Across seven decades, Vin Scully has bewitched baseball fans with That Voice — full of swing, moxie and sonic opulence. He uses it like a horn, to serenade an antebellum sport that is too slow by half and make musical the specter of grown men mostly standing around for three hours.
In short, the kid can really sing.
"I've always heard a certain musicality to it, and it's almost like he's scoring a movie," Erskine says. "And so I was just curious about what it was about that voice. Why it resonated.
"And it wasn't just that he had such great content. I mean, one time in a game in Miami he said, 'You know, it's so hot today the moon got sunburn.'
"But there was also just something about how reassuring the voice was, and I wanted to study that a little bit more.
"I talked to Chris Sampson, who's a professor of popular music at USC, and a colleague of his, Jeffrey Allen, who's a professor of vocal music down there. I just picked out a couple of professors on their media site, and there was a guy with a guitar, and I go like, 'He looks like he's a baseball fan.' And that was Sampson.
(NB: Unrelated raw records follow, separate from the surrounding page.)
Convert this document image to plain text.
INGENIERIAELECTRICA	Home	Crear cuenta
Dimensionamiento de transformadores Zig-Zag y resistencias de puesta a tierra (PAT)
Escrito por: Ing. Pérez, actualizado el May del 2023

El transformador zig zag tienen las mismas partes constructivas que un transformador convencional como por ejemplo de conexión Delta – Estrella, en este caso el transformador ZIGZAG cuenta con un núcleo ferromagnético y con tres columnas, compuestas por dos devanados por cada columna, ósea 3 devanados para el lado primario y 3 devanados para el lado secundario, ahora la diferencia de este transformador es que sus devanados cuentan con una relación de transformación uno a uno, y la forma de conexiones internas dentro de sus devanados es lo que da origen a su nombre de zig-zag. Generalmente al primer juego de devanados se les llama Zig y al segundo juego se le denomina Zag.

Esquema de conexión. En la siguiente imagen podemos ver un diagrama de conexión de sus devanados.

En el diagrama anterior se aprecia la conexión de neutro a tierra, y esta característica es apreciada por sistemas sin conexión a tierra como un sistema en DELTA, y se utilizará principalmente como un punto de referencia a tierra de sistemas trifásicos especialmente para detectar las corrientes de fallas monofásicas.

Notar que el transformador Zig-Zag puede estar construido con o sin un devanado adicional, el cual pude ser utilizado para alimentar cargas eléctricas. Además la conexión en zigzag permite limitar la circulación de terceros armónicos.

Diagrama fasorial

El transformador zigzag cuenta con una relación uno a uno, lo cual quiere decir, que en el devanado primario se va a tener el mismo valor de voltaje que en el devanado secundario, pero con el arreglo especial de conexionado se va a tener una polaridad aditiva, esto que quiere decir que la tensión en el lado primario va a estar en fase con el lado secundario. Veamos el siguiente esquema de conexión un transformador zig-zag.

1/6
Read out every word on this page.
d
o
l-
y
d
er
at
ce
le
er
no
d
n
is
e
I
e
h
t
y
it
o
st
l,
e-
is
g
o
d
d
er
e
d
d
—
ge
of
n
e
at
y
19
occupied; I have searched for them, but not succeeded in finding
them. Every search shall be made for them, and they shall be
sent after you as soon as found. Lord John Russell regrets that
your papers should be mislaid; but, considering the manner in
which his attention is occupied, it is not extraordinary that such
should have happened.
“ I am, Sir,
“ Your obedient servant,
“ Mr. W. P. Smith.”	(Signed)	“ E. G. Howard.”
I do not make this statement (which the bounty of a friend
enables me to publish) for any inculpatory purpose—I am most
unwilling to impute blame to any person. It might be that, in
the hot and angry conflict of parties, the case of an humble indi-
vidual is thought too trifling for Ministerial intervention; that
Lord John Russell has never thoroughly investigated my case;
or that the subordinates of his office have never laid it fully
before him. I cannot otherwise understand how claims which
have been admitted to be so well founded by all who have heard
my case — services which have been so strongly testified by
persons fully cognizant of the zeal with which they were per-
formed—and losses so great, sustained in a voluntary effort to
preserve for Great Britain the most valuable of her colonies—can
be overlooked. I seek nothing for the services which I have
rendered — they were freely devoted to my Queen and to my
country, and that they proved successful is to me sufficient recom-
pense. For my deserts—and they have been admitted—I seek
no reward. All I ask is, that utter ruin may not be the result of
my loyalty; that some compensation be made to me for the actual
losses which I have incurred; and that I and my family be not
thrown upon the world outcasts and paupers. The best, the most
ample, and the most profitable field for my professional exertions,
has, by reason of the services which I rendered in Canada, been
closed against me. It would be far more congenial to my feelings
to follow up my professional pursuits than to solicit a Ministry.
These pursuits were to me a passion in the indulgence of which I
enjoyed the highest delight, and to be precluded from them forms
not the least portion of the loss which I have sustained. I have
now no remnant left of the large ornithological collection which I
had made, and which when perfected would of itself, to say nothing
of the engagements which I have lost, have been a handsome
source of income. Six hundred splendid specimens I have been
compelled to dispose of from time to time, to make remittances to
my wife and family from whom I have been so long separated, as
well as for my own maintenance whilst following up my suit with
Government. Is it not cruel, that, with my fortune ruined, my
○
And Sampson in 30 seconds — I sent him a note saying what I was up to — and he got back to me in 30 seconds and says, 'This is the best email I've ever gotten.' And I go, 'Well, you haven't gotten very many, obviously.'
"I sent him some audio clips of Vin's calls, and of course, he has some iconic calls."
He's solo in the booth. He has no sidekick. They're not yammering on endlessly about this or that.Chris Erskine
Take, for example, Scully saying, "He dances down at third," in the 1955 World Series.
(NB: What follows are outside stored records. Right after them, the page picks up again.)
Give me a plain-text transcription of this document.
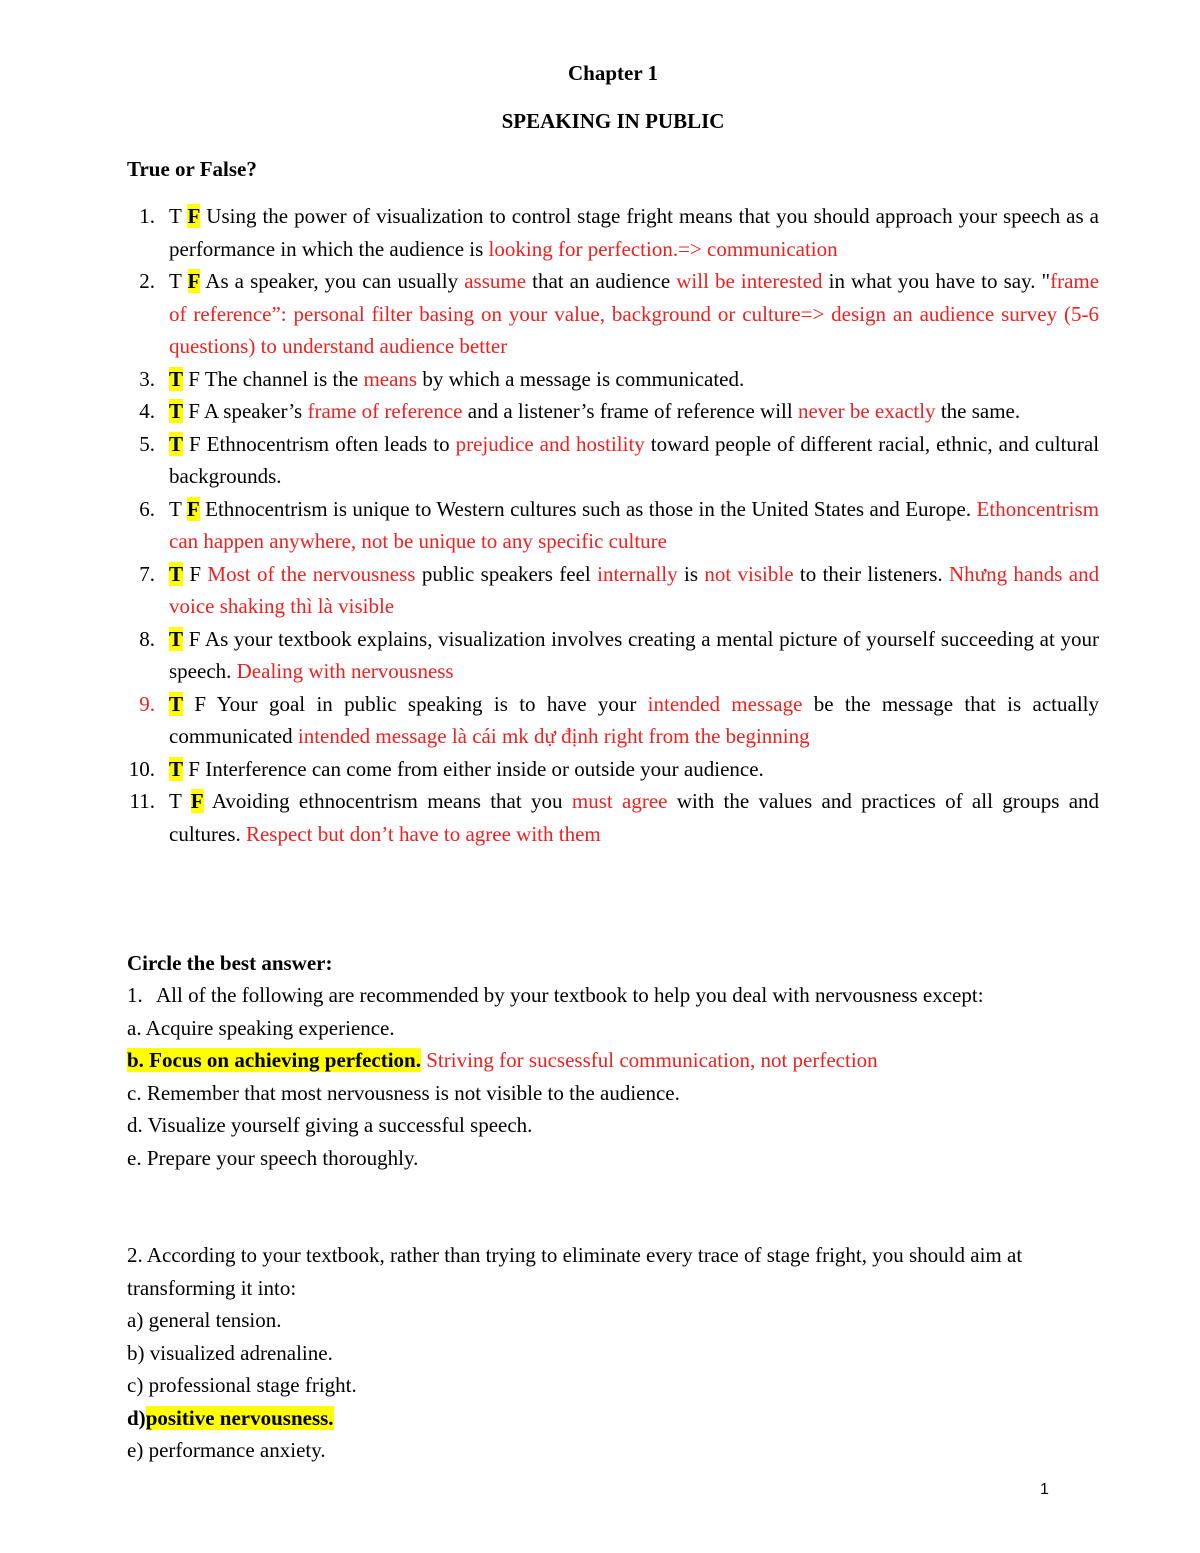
Chapter 1
SPEAKING IN PUBLIC
True or False?
1. T F Using the power of visualization to control stage fright means that you should approach your speech as a performance in which the audience is looking for perfection.=> communication
2. T F As a speaker, you can usually assume that an audience will be interested in what you have to say. "frame of reference”: personal filter basing on your value, background or culture=> design an audience survey (5-6 questions) to understand audience better
3. T F The channel is the means by which a message is communicated.
4. T F A speaker’s frame of reference and a listener’s frame of reference will never be exactly the same.
5. T F Ethnocentrism often leads to prejudice and hostility toward people of different racial, ethnic, and cultural backgrounds.
6. T F Ethnocentrism is unique to Western cultures such as those in the United States and Europe. Ethoncentrism can happen anywhere, not be unique to any specific culture
7. T F Most of the nervousness public speakers feel internally is not visible to their listeners. Nhưng hands and voice shaking thì là visible
8. T F As your textbook explains, visualization involves creating a mental picture of yourself succeeding at your speech. Dealing with nervousness
9. T F Your goal in public speaking is to have your intended message be the message that is actually communicated intended message là cái mk dự định right from the beginning
10. T F Interference can come from either inside or outside your audience.
11. T F Avoiding ethnocentrism means that you must agree with the values and practices of all groups and cultures. Respect but don’t have to agree with them
Circle the best answer:
1. All of the following are recommended by your textbook to help you deal with nervousness except:
a. Acquire speaking experience.
b. Focus on achieving perfection. Striving for sucsessful communication, not perfection
c. Remember that most nervousness is not visible to the audience.
d. Visualize yourself giving a successful speech.
e. Prepare your speech thoroughly.
2. According to your textbook, rather than trying to eliminate every trace of stage fright, you should aim at transforming it into:
a) general tension.
b) visualized adrenaline.
c) professional stage fright.
d)positive nervousness.
e) performance anxiety.
1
"That was when Jackie Robinson was on third base," Erskine says. "This is not the glory years of Jackie Robinson. He was — in 1953, he was diagnosed with diabetes and heart congestion, a failing heart. So, here he is two years later. He's not in his prime, but he still has great flashes of brilliance — and he dances down at third. He dances down at third.
"That is just the sort of alliteration that you will see in a pop song, because what songwriters will do is look for that hook, that alliteration and that little bit of pop. And that's exactly what Scully had done on that call.
"Chris Sampson poured it into his computer and analyzed it that way. He says, 'It's got swing to it,' and he starts snapping his fingers. He goes, 'It's just swingin.'
"He sort of superimposed Scully's call over this piano beat and, sure enough, it's there. He just stays in cadence, he stays on the beat. And that just blew Sampson away.
"It was a perfect way to make the point that there is this great rhythm, this great swing to Scully's voice, and it was also a way to show why these moments sort of stay in our head.
It's Not Analysis, It's A Concert
"He's solo in the booth. He has no sidekick. They're not yammering on endlessly about this or that. He's very tuned into the game, and he's telling his anecdotes. He really is masterful."
Another iconic Scully clip is from the last at bat in Sandy Koufax's perfect game: "Two and two to Harvey Kuenn, one strike away."
"It's almost like a jazz riff," Erskine says. "The last at bat in Sandy Koufax's perfect game, a legendary game for Dodger fans, of course, and part of the lore of Sandy Koufax. And now, in turn, part of the lore of Vin Scully.
"Vin is — as accessible as he is — he's kind of a recluse, but I have enough of a relationship with him that I can say, 'Hey Vin, we've done this crazy thing. I know you're going to mock it, because that's the kind of guy you are, but, you know, hear me out.'
"And so I explain that I had a couple of clips and I go, 'I'd like you to listen to 'em.' So sure enough he listens to 'em and he gets back to me and he says, 'You know, this is too clever by half for me.'
"He was, you know, in the end very flattered but he doesn't know how he does it. It was just kind of a mystery to him."
This segment aired on April 9, 2016.